[edit]
FTP: A Human Pose Estimation Method Integrating Temporal and Fine-Grained Feature Fusion
Proceedings of the 16th Asian Conference on Machine Learning, PMLR 260:858-872, 2025.
Abstract
Human pose estimation is a significant research direction in the field of computer vision, with critical applications in human motion reconstruction and analysis. Currently proposed human pose estimation methods primarily focus on single-modality sensor information, such as RGB images and LiDAR point clouds. While these methods have achieved promising results within their respective domains, they remain limited by the inherent deficiencies of each modality, hindering their applicability across diverse real-world scenarios.
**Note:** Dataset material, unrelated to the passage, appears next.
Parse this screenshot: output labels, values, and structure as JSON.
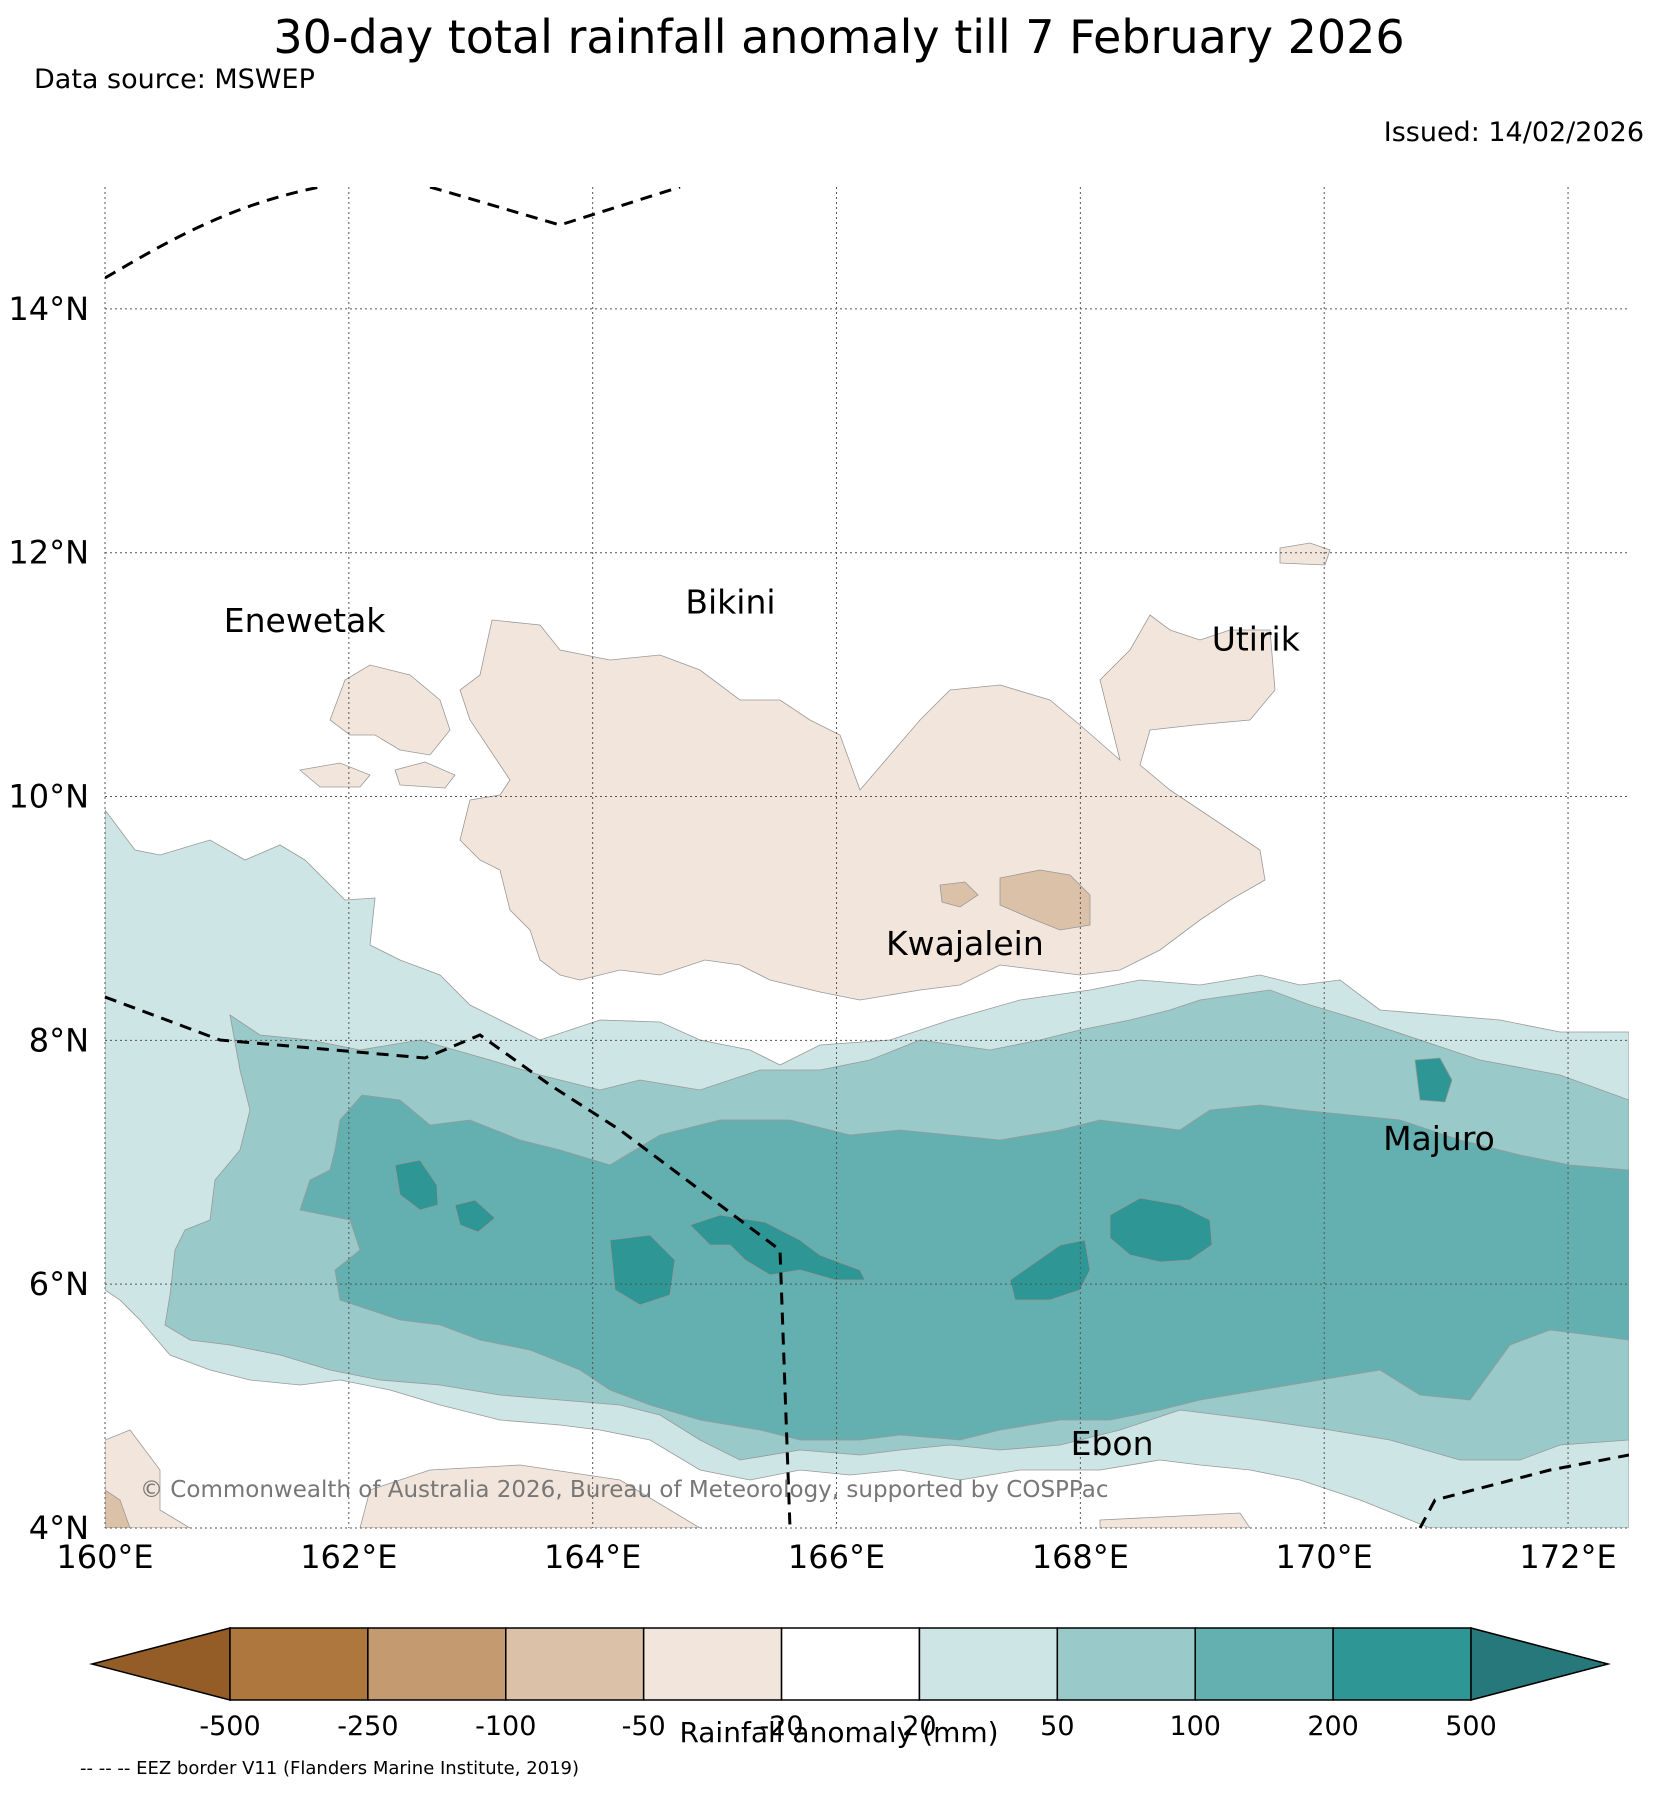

With the recent introduction of numerous multi-modality human pose datasets, multi-modality approaches have begun to develop. However, existing multi-modality fusion methods mainly consider the global feature relationships between different modalities, without modeling finer-grained features or the dynamic temporal relationships between modalities. To address this issue, we propose a novel pipeline that integrates point cloud and image features, explicitly encoding fine-grained features and dynamic temporal relationships between the two modalities. Additionally, we employ a discriminator structure for semi-supervised training. Extensive experiments demonstrate that our method achieves state-of-the-art (SOTA) performance compared to previous methods.